Using Prometheus
Prometheus metrics can be ingested into the MONIT infrastructure for different use cases:
- long term data storage for small Prometheus deployments
- data federation for multiple Prometheus clusters
- central Grafana alarms for Prometheus alerts
Before starting
The first step is to open a SNOW request providing the needed details.
Important
Please respect the agreed data volume/rate. We have limited quota in all backends used by MONIT. Usage is monitored but in case a significant change is required please contact us in advance.
Pushing to MONIT (Pilot)
Prometheus metrics can be pushed to MONIT for long term storage. Currently Grafana Mimir is being used as its backbone. This service relies heavily on S3 compatible APIs, in this case provided by CERN's CEPH. Afterwards, data can be accessed using PromQL compliant queries. The default retention period is 40 days, but a custom retention per tenant can be organized by request.
Sending the data
After creating the SNOW request as explained above, you will be provided with basic authentication credentials needed to
access the service. Once your account is created, you can start pushing the metrics. The simplest way to do so is
by using Prometheus' remote_write
feature sending data to this endpoint. Don't
forget to define the basic_auth.username
field and either basic_auth.password
or
basic_auth.password_file
, and populate them with the provided credentials (tbag service secret).
- url: http://monit-prom-lts.cern.ch/api/v1/push
basic_auth:
username: "{{ tenant }}"
password_file: "{{ path_to_file }}"
Using Prometheus to write data is not mandatory. The same can be achieved with POST requests to the previously mentioned URL with the appropriate basic authentication and a document scheme compliant with OpenMetrics specification version v1.0.0.
Accessing the data
Data which has already been sent can be accessed from your organization in central MONIT Grafana. To access it, you will need the same credentials used for Basic Authentication when sending the metrics and set http://monit-prom-lts.cern.ch/prometheus as the URL of the Prometheus datasource (Have a look to Data access).
There's not direct Prometheus interface to your tenant metrics, but Grafana offers the "explore" option, which will give you similar functionality allowing to put quick queries, autocompletion...
Remote read from Prometheus
One recommended setup when you are sending data using a Prometheus instance and remote write is to configure it to use Mimir as the remote read endpoint. This will allow you to keep in your Prometheus a shorter time retention of data and still query through it longer periods transparently using Mimir as the backend for data outside the Prometheus TSDB. You will find this useful as even in the event of a central Mimir downtime you will still have access to your recent data in your own Prometheus, allowing you to keep operating until the central service is restored.
In order to configure the remote read please use the following as example:
- url: http://monit-prom-lts.cern.ch/prometheus/api/v1/read
basic_auth:
username: "{{ tenant }}"
password_file: "{{ path_to_file }}"
filter_external_labels: false #This is needed only if you are injecting external labels when remote writing
High availability setup
Thanks to Mimir, it's possible to establish a high availability setup of Prometheus. This is achieved by having multiple instances push metrics related to the same targets, thus creating parallel streams of data. A deduplication process is then performed by selecting a leading instance within each cluster. If this instance is not sending samples for a certain amount of time, a new leader is selected.

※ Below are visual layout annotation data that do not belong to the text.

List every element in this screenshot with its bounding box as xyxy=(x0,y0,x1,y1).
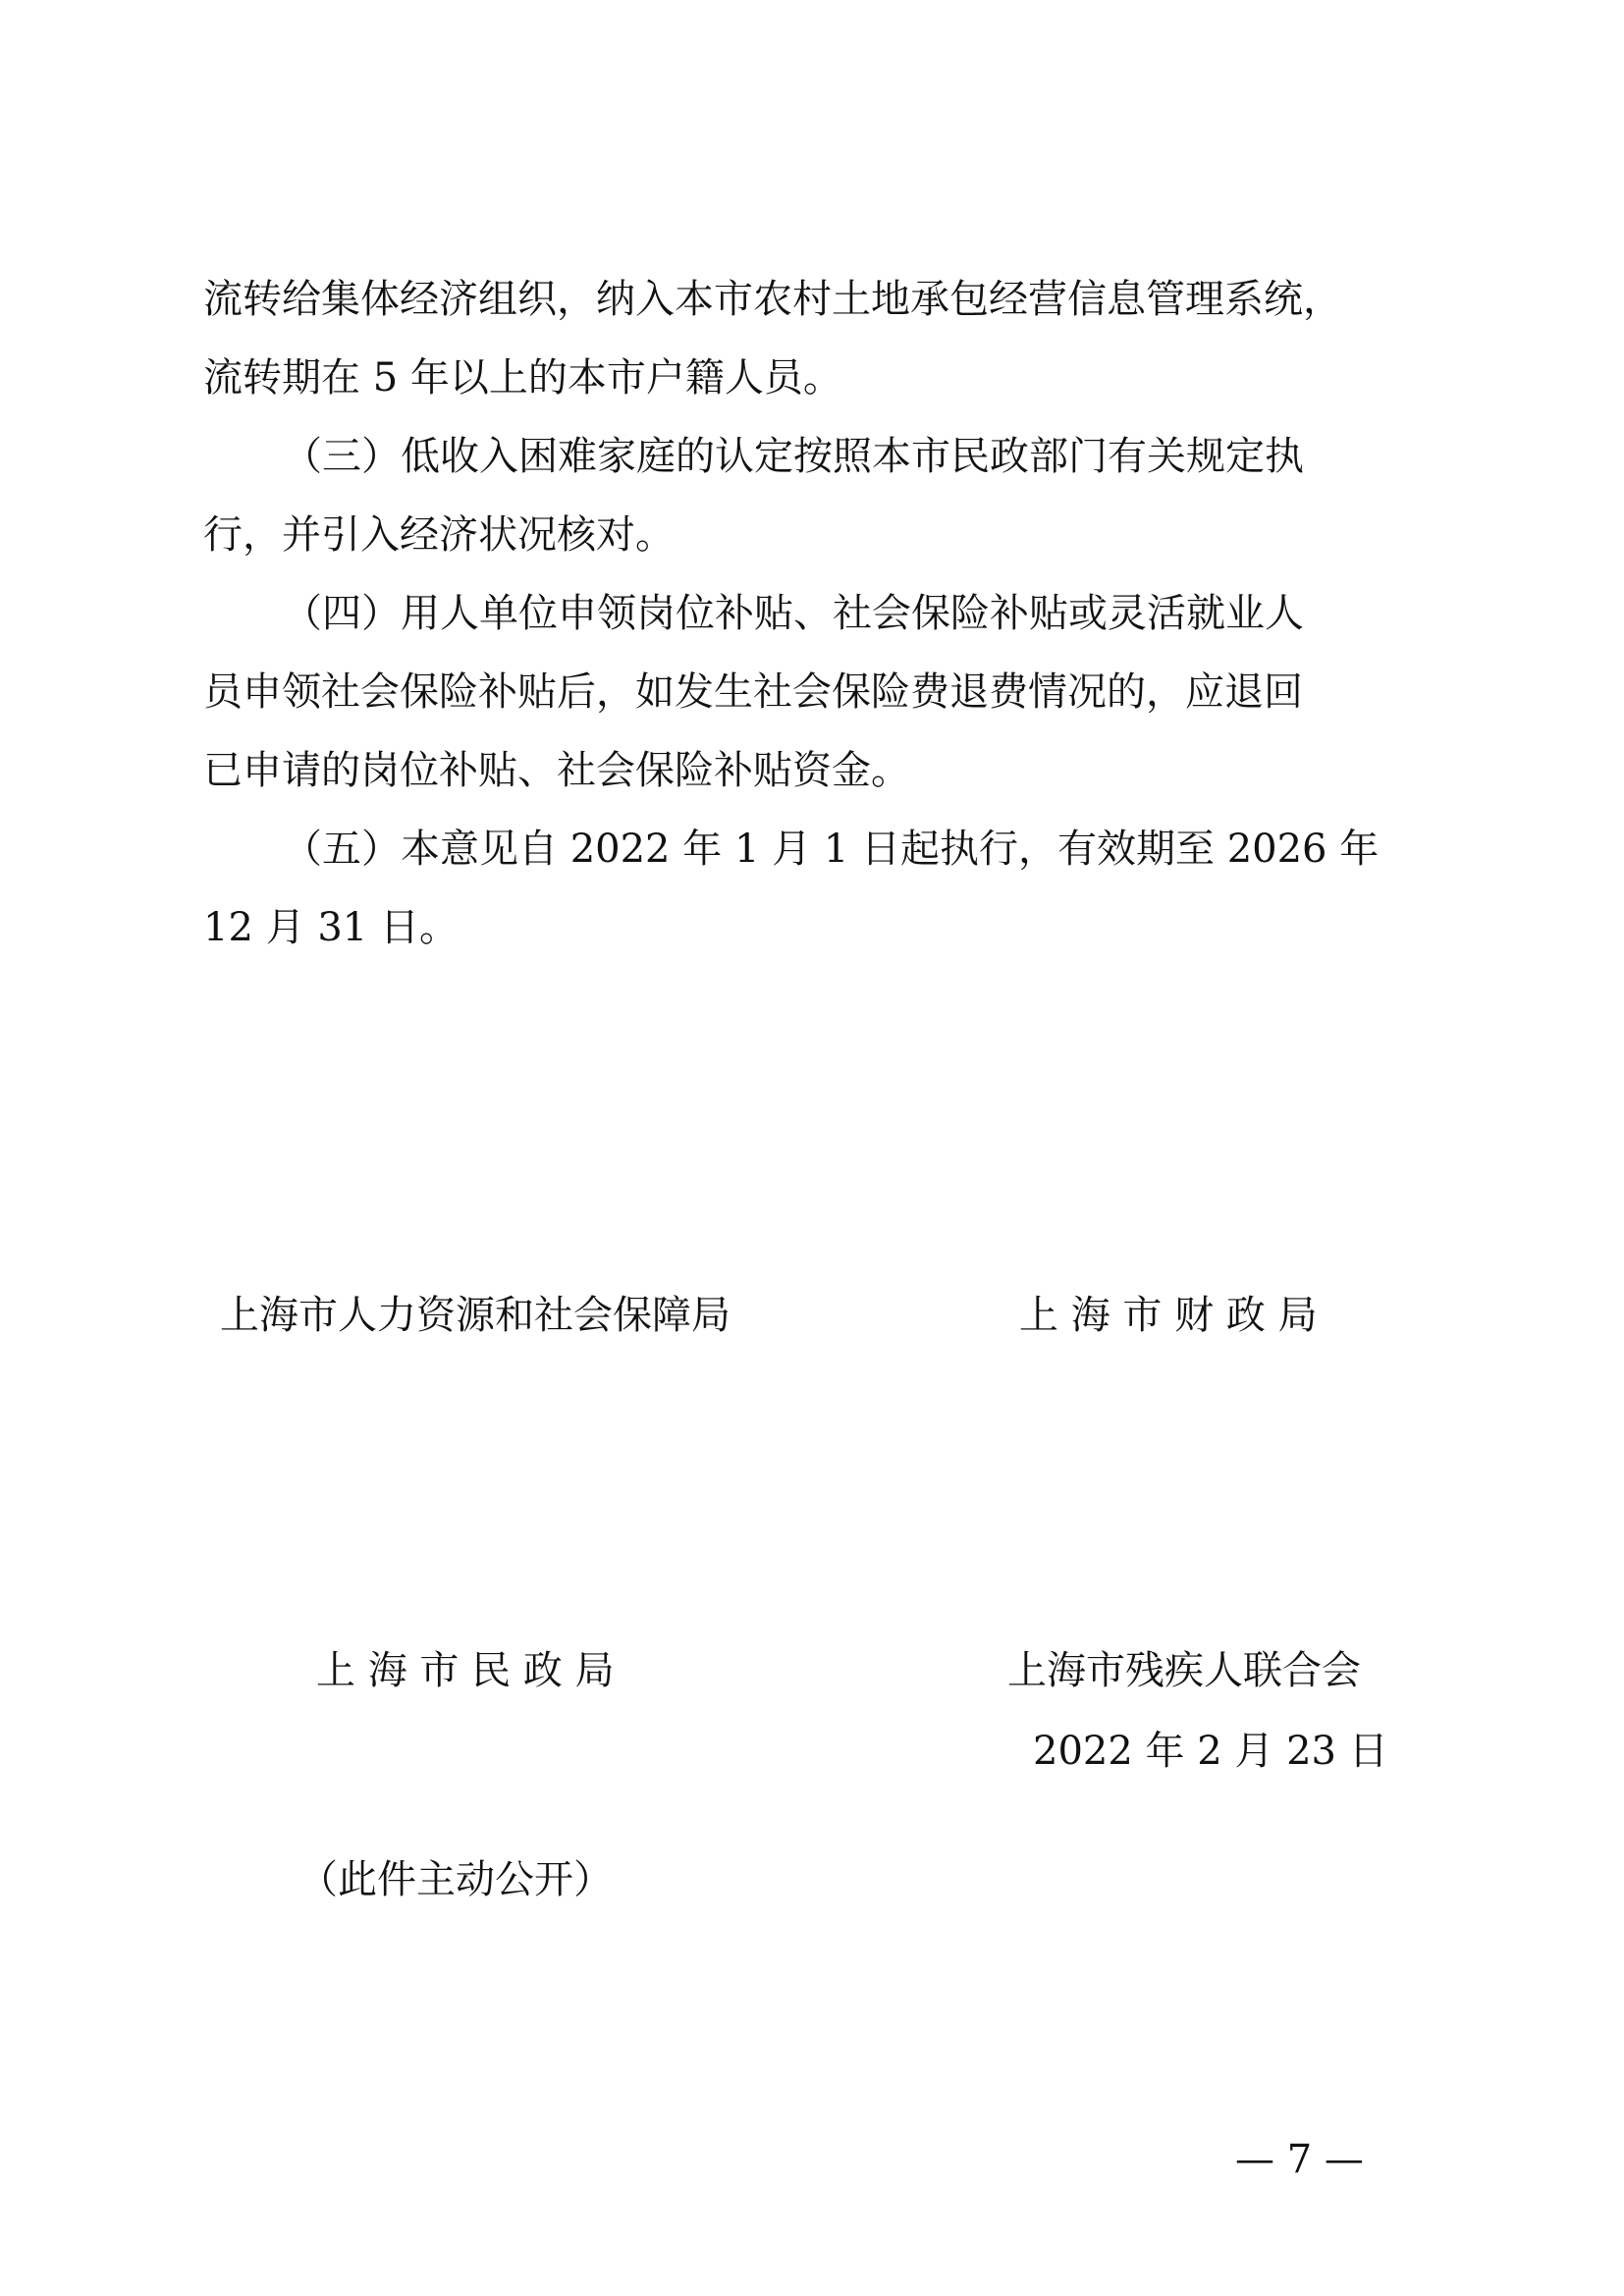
page-number: — 7 — xyxy=(1235,2137,1364,2182)
body-line: 12 月 31 日。 xyxy=(203,905,459,950)
signatory-finance-bureau: 上 海 市 财 政 局 xyxy=(1019,1293,1318,1338)
body-line: （四）用人单位申领岗位补贴、社会保险补贴或灵活就业人 xyxy=(283,591,1304,636)
signatory-civil-affairs-bureau: 上 海 市 民 政 局 xyxy=(316,1648,615,1693)
body-line: 行，并引入经济状况核对。 xyxy=(203,512,675,558)
body-line: （五）本意见自 2022 年 1 月 1 日起执行，有效期至 2026 年 xyxy=(283,827,1380,872)
signatory-disabled-federation: 上海市残疾人联合会 xyxy=(1007,1648,1361,1693)
publicity-note: （此件主动公开） xyxy=(298,1857,613,1902)
issue-date: 2022 年 2 月 23 日 xyxy=(1033,1729,1388,1774)
body-line: 员申领社会保险补贴后，如发生社会保险费退费情况的，应退回 xyxy=(203,669,1303,715)
body-line: 流转给集体经济组织，纳入本市农村土地承包经营信息管理系统， xyxy=(203,277,1342,322)
signatory-hrss-bureau: 上海市人力资源和社会保障局 xyxy=(220,1293,731,1338)
body-line: （三）低收入困难家庭的认定按照本市民政部门有关规定执 xyxy=(283,434,1304,479)
body-line: 流转期在 5 年以上的本市户籍人员。 xyxy=(203,355,842,400)
body-line: 已申请的岗位补贴、社会保险补贴资金。 xyxy=(203,748,910,793)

In order to take advantage of the HA setup two labels must be added to each send sample:
- __cluster__: ID of cluster of Prometheus instances
- __replica__: ID of replica within said cluster
Tenant operation dashboards
There's a set of dashboards that will allow you to understand your tenant utilization (time series, metrics number, label distribution...). These dashboards need to be set by the MONIT admins in your infrastructure, so ask for them if you are interested.
Alertmanager
As part of the Mimir tenant you will also receive an alertmanager instance, this instance can be configured using Grafana 10 interface, but until that's available have a look into mimir tools, that will allow you to configure the alertmanager using a CLI with your user/password.
Alertmanager will have access to any rules set for your tenant, so they are isolated and can't work on other tenant metrics.